I think on foxpros website you can preview some of the sounds. Unfortunately you have to listen to some guy talking the whole time so you can't steal them.


----------



## 220swift (Mar 2, 2011)

I thought FoxPro had a program you could download to load, unload and edit sounds??????????


----------



## youngdon (Mar 10, 2010)

I thought so too !


----------



## Hortontoter (Apr 27, 2012)

I do a search online using the key words Free Predator Sounds. You will find lots of websites that have sound clips to save to a folder on your desktop. I named my folder Free Sounds. After you have sounds in your folder you can download them to your call using the FoxPro utility. You will need a stereo patch cord to run between your remote and your call. I have a Spitfire and change sounds all the time on mine. Not sure how different loading to a fury is, but probably similar.


----------



## prairiewolf (Feb 19, 2012)

Rick the only way you can listen to the sounds on your computer is to record them from your fury to a software like audacity and then play it through that software. Just plug a cable in the ext speaker and then in the microphone of your computer. I am in the process of doing this to over 200 sounds and it takes awhile. But when a sound is in audacity you can play it on any mp3 player or e-caller. I did this on a few for a test and sent them to "bginvestor" he said they worked on his Primos e-caller then


----------



## Rick Howard (Feb 25, 2012)

Thanks fellas. Wish I new this before I took the sounds off the call.
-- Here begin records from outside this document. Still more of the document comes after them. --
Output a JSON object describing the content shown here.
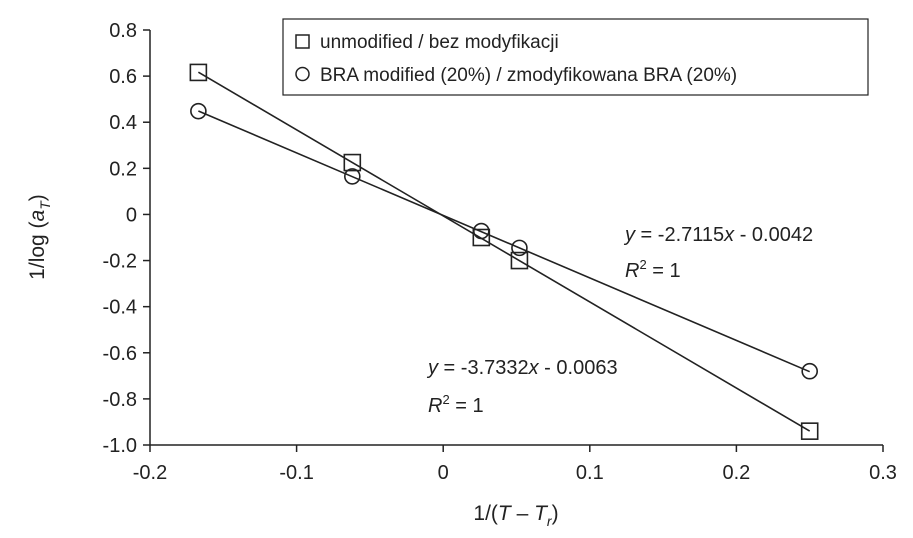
{
  "chart_data": {
    "type": "scatter",
    "xlabel": {
      "prefix": "1/(",
      "var": "T",
      "minus": " – ",
      "var2": "T",
      "sub": "r",
      "suffix": ")"
    },
    "ylabel": {
      "prefix": "1/log (",
      "var": "a",
      "sub": "T",
      "suffix": ")"
    },
    "xlim": [
      -0.2,
      0.3
    ],
    "ylim": [
      -1.0,
      0.8
    ],
    "xticks": [
      "-0.2",
      "-0.1",
      "0",
      "0.1",
      "0.2",
      "0.3"
    ],
    "yticks": [
      "0.8",
      "0.6",
      "0.4",
      "0.2",
      "0",
      "-0.2",
      "-0.4",
      "-0.6",
      "-0.8",
      "-1.0"
    ],
    "legend_position": "top-right",
    "grid": false,
    "series": [
      {
        "name": "unmodified / bez modyfikacji",
        "marker": "square",
        "x": [
          -0.167,
          -0.062,
          0.026,
          0.052,
          0.25
        ],
        "y": [
          0.616,
          0.225,
          -0.1,
          -0.2,
          -0.94
        ],
        "fit": {
          "slope": -3.7332,
          "intercept": -0.0063,
          "x_range": [
            -0.167,
            0.25
          ]
        },
        "equation": {
          "y": "y",
          "rest": " = -3.7332",
          "x": "x",
          "tail": " - 0.0063"
        },
        "r2": {
          "r": "R",
          "sup": "2",
          "rest": " = 1"
        }
      },
      {
        "name": "BRA modified (20%) / zmodyfikowana BRA (20%)",
        "marker": "circle",
        "x": [
          -0.167,
          -0.062,
          0.026,
          0.052,
          0.25
        ],
        "y": [
          0.448,
          0.165,
          -0.072,
          -0.145,
          -0.68
        ],
        "fit": {
          "slope": -2.7115,
          "intercept": -0.0042,
          "x_range": [
            -0.167,
            0.25
          ]
        },
        "equation": {
          "y": "y",
          "rest": " = -2.7115",
          "x": "x",
          "tail": " - 0.0042"
        },
        "r2": {
          "r": "R",
          "sup": "2",
          "rest": " = 1"
        }
      }
    ]
  }
}
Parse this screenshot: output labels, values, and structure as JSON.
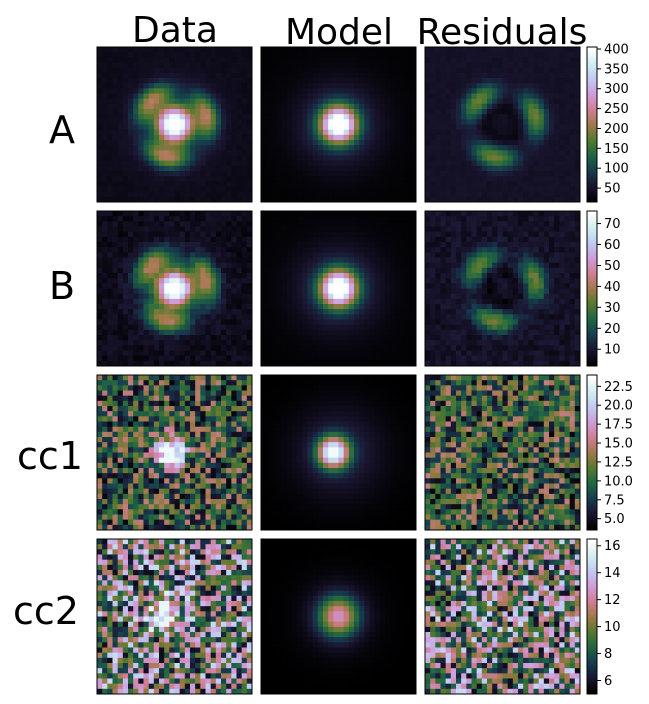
{
  "column_titles": [
    "Data",
    "Model",
    "Residuals"
  ],
  "row_labels": [
    "A",
    "B",
    "cc1",
    "cc2"
  ],
  "colormap": "cubehelix",
  "colormap_stops": [
    "#000000",
    "#1a1530",
    "#163d4e",
    "#1f6642",
    "#54792f",
    "#a07949",
    "#d07e93",
    "#cf9cda",
    "#c1caf3",
    "#d2eeef",
    "#ffffff"
  ],
  "chart_data": [
    {
      "type": "heatmap",
      "row": "A",
      "panels": [
        "Data",
        "Model",
        "Residuals"
      ],
      "colorbar_ticks": [
        50,
        100,
        150,
        200,
        250,
        300,
        350,
        400
      ],
      "range": [
        15,
        405
      ],
      "features": "bright central source with faint arc-like lensed ring; residuals show ring structure"
    },
    {
      "type": "heatmap",
      "row": "B",
      "panels": [
        "Data",
        "Model",
        "Residuals"
      ],
      "colorbar_ticks": [
        10,
        20,
        30,
        40,
        50,
        60,
        70
      ],
      "range": [
        2,
        76
      ],
      "features": "bright central source with faint ring; residuals show ring structure"
    },
    {
      "type": "heatmap",
      "row": "cc1",
      "panels": [
        "Data",
        "Model",
        "Residuals"
      ],
      "colorbar_ticks": [
        5.0,
        7.5,
        10.0,
        12.5,
        15.0,
        17.5,
        20.0,
        22.5
      ],
      "range": [
        3.5,
        24
      ],
      "features": "noisy background with central point source; residuals are noise"
    },
    {
      "type": "heatmap",
      "row": "cc2",
      "panels": [
        "Data",
        "Model",
        "Residuals"
      ],
      "colorbar_ticks": [
        6,
        8,
        10,
        12,
        14,
        16
      ],
      "range": [
        5,
        16.5
      ],
      "features": "noisy background with faint central source; residuals are noise"
    }
  ]
}
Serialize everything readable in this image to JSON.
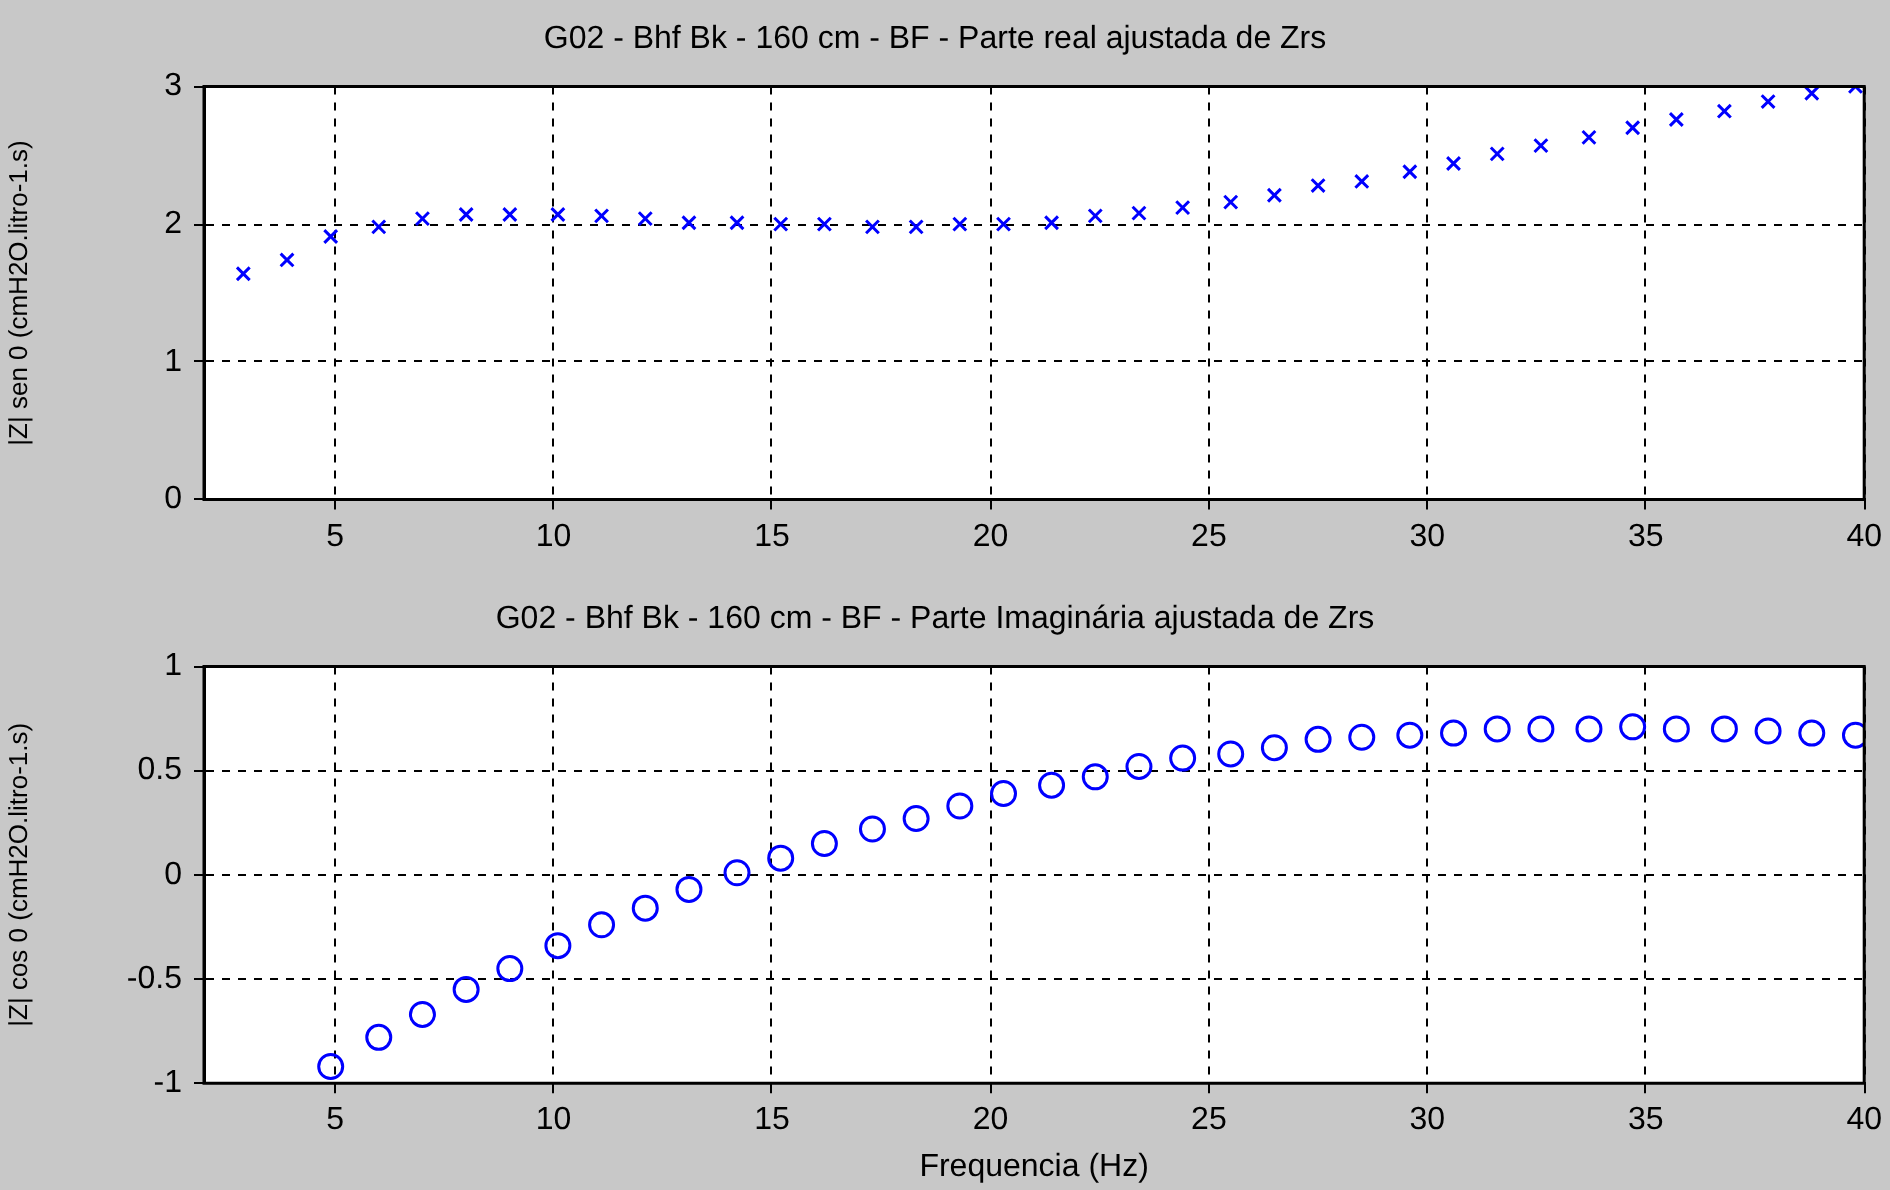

LMAO.


----------



## JTKillough (May 4, 2010)

Do you have the Foxpro programming tool? It is downloadable on the web-site. I'll assume you did, and it prompted you to back-up your sounds before you did anything. Those sounds that you backed up are in the Foxpro file. You will have to do a little searching, but they are there. The file is labeled "back-up". You can't listen to them in the program. The only way is on the Foxpro or recorded from the pro as stated above. They are in FXP format and unreadable by anything but the unit.


----------



## Rick Howard (Feb 25, 2012)

Yupp I have the utility. Also backed them up. I know where the files are located. I just wanted to be able to listen to the sounds, while selecting the sounds to put on the caller. I don't want 150 sounds muddying the thing up. Granted it is nice to have them all..... I just don't want them all on the caller at once.... It's kinda heavy.....


----------



## 220swift (Mar 2, 2011)

"It's kinda heavy".................you're killin me.. :roflmao: :roflmao:


----------



## Rick Howard (Feb 25, 2012)

You gotta remember. I am new to the e call. It is a lot of extra weight on the long walks, when you are not use to it. lol

In all seriousness having that many sounds on the call was just confusing. I am going to put my own recordings on there. I am struggling to get good recordings though. Every room in my house has an echo.....


----------



## JTKillough (May 4, 2010)

Use the above mentioned Audacity Recording Program to clean them up. I do a lot of work with the program and once you get the hang of it, there's a lot you can do to make your own sounds better for the electronic.


----------



## Rick Howard (Feb 25, 2012)

Thanks. I have been using Goldwav. I will give audacity a shot.


----------